Johnson’s concern for “the scenario” and his careful search for political cover reflect his determination to press ahead in Vietnam but not the misgivings he also expressed, or his ambitious plans for social legislation. The president had acquired a stake in Vietnam policy. Like his predecessor, John F. Kennedy, the seeming inability of the South Vietnamese allies to progress against the National Liberation Front frustrated him. U.S. military capability and expertise appeared to be the solution. But Johnson still thought that Vietnam could be fought on the side without impacting his domestic goals. That turned out to be a major error.
During August 1964, shortly after the incident, the United States sent B-57 jet bombers to Da Nang and Bien Hoa, and also deployed F-100 and F-102 jet fighters to Vietnam. Air Force personnel in South Vietnam increased by nearly 20 percent, while the overall U.S. force level – which had held steady for half a year – swelled from 16,500 to 23,300 between June and December.

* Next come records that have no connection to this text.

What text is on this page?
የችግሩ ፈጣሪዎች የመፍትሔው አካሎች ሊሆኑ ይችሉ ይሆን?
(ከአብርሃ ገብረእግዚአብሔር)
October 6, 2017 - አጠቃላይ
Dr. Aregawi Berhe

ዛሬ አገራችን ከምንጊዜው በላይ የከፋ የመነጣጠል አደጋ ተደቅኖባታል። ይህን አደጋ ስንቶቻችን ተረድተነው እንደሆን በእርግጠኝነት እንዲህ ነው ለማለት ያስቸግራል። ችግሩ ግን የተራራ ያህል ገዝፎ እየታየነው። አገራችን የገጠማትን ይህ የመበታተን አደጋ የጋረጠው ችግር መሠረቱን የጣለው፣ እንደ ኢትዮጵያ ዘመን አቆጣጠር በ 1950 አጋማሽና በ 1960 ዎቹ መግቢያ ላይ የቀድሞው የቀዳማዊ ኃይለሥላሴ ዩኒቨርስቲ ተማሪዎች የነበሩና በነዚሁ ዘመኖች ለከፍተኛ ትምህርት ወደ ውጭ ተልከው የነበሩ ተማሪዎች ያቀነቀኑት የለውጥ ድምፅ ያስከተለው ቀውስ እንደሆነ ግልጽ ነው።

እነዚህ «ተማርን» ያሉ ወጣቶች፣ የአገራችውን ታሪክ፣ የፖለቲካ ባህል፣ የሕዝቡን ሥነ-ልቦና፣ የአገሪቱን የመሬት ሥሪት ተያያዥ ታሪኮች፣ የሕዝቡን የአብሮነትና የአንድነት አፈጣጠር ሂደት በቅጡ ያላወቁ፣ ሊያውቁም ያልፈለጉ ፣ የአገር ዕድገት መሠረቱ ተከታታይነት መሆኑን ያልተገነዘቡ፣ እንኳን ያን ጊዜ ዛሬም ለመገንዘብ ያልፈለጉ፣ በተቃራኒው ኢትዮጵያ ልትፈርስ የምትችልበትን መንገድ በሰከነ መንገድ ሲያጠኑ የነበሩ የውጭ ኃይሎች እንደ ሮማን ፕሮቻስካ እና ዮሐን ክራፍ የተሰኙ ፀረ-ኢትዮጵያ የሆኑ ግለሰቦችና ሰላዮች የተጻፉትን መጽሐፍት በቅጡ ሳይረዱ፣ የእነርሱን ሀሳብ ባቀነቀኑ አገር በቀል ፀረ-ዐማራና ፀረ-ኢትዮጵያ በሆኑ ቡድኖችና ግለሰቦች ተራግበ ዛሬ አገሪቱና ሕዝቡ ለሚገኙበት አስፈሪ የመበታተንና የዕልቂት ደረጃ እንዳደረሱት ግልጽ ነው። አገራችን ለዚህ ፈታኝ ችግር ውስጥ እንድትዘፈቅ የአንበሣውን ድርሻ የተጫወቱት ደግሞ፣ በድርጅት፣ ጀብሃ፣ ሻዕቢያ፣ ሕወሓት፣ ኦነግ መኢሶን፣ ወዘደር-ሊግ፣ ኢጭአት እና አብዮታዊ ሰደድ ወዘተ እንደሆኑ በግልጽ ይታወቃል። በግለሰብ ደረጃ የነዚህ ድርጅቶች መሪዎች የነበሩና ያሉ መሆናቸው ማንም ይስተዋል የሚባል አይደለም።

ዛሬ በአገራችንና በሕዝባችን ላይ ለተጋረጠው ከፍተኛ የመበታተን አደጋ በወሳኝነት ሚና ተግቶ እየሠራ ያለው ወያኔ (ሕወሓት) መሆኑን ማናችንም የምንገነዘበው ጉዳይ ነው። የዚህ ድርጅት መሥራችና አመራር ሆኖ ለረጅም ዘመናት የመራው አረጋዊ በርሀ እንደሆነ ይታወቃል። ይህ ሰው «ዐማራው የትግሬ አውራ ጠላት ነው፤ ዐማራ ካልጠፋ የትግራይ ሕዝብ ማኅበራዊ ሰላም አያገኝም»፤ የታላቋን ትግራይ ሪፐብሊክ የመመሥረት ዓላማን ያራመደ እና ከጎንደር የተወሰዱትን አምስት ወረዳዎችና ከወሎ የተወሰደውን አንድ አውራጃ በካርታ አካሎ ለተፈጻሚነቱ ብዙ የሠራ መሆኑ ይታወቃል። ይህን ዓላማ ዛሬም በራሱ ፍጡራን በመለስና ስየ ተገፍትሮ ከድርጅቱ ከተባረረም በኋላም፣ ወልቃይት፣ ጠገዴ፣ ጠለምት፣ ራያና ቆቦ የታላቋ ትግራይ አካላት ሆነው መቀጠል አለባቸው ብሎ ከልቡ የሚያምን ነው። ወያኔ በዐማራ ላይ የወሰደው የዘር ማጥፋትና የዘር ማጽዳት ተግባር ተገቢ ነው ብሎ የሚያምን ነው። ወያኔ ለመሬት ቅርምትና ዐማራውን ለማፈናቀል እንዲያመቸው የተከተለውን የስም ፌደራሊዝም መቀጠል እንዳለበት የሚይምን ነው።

The B-57s at Bien Hoa offered the target for a spectacular commando raid that November, helping persuade Johnson to escalate still further.
Today, the Gulf of Tonkin reminds us that small events can have enormous consequences. Only one American died – Sather during Pierce Arrow – as well as a small number of North Vietnamese sailors. But the bombing gave the war new intensity. It also challenged the North to strike directly at Americans, as Hanoi did starting with Bien Hoa. And the Tonkin Gulf Resolution would be stretched beyond its context to cover a commitment that no one except the war managers foresaw. Events can be crucial not just for their intrinsic importance, but also as a hinge for the plans and purposes of others, and for what an adversary might conclude from them. Americans in Vietnam, and since, would have to relearn that lesson.
John Prados is a historian based in Washington. He is a senior fellow and director of the Vietnam Documentation Project of the National Security Archive. His current book is “Islands of Destiny: The Solomons Campaign and the Eclipse of the Rising Sun” (NAL Caliber).